$config[ads_header] not found

Edwin valero; tinju dinamit

Anonim

Baru-baru ini saya menemukan diri saya menonton kembali pertarungan lama mantan juara dunia Venezuela Edwin Valero dan khususnya, satu film dokumenter luar biasa yang benar-benar menggambarkan sisi belakang dari karir tinjunya dengan sangat baik.

Akhir hidupnya dalam keadaan tragis dan penuh kekerasan pada tahun 2010, ketika ia bunuh diri setelah ditangkap pada saat itu atas dugaan pembunuhan istrinya.

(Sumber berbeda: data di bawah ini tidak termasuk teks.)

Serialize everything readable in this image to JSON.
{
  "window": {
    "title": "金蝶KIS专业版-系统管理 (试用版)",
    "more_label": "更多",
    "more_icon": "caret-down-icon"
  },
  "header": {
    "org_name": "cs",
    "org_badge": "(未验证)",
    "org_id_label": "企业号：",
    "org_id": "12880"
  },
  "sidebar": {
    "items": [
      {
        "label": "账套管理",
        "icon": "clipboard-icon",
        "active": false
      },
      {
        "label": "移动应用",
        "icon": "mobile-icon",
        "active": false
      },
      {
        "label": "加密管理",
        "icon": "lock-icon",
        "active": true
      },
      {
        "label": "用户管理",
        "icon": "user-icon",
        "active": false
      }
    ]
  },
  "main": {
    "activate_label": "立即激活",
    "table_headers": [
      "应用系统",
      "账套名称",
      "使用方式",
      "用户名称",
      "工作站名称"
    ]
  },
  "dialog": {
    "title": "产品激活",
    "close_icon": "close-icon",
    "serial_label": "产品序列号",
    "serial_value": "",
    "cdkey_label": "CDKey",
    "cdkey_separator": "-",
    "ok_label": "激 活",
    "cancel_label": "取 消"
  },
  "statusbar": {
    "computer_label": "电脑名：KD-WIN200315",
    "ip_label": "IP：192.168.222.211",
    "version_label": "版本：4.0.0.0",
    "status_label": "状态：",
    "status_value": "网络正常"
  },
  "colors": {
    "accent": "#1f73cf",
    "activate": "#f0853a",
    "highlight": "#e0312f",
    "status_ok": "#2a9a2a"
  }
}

Kehidupannya yang bermasalah di luar cincin itu dalam arti tertentu merupakan metafora untuk tinjunya yang ganas di dalamnya, pukulan yang luar biasa - dengan kekuatan yang cukup di tangannya untuk menyusahkan siapa pun.

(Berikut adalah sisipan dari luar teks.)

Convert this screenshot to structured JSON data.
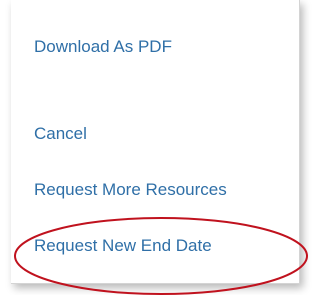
{
  "menu": {
    "items": [
      {
        "label": "Download As PDF"
      },
      {
        "label": "Cancel"
      },
      {
        "label": "Request More Resources"
      },
      {
        "label": "Request New End Date"
      }
    ]
  },
  "colors": {
    "link": "#2f6fa7",
    "highlight_ellipse": "#c0121e"
  }
}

Dia adalah juara dunia dua-berat di divisi kelas bulu super dan kelas ringan yang melihatnya menangkap sabuk WBC di kedua kelas berat, tetapi mungkin itu adalah rekornya yang tidak akan pernah dilupakannya.

Sampai hari ini, dia masih satu-satunya orang dalam sejarah juara WBC yang memenangkan semua pertarungannya dengan KO.

Statistik yang luar biasa ketika Anda melihat keseluruhan karir pertarungannya yang membuatnya meneror lawan dalam perjalanan untuk mengumpulkan rekor 27-0 (27KO) sebagai profesional antara tahun 2002 dan 2010.

Perasaan utama yang saya dapatkan ketika menonton kembali perkelahian Edwin adalah, apa yang bisa terjadi? Dia benar-benar bakat khusus.

Kisah-kisah dari rekan-rekannya yang bertanding dihancurkan hari demi hari adalah salah satu legenda, pejuang profesional yang tegar dipaksa untuk mundur, menyerah atau tidak muncul pada hari berikutnya setelah bergabung dengan dia.

Sangat sedikit yang bisa hidup bersamanya bahkan dalam pertandingan tanding, dengan banyak pejuang yang mengeluhkan rasa sakit yang hebat di lengan dan siku mereka.

Itu pertanda kekuatan nyata.

Seorang pria yang memiliki kemampuan untuk melukai tempat-tempat di tubuh yang biasanya bertindak sebagai perisai dari pukulan ke kepala dan dada pasti prospek yang menakutkan bagi petinju mana pun untuk bersaing.

Karirnya juga tidak berjalan sesuai rencana, dan ia harus berhadapan dengan banyak masalah di luar ring yang menghentikan pertarungannya di waktu yang berbeda.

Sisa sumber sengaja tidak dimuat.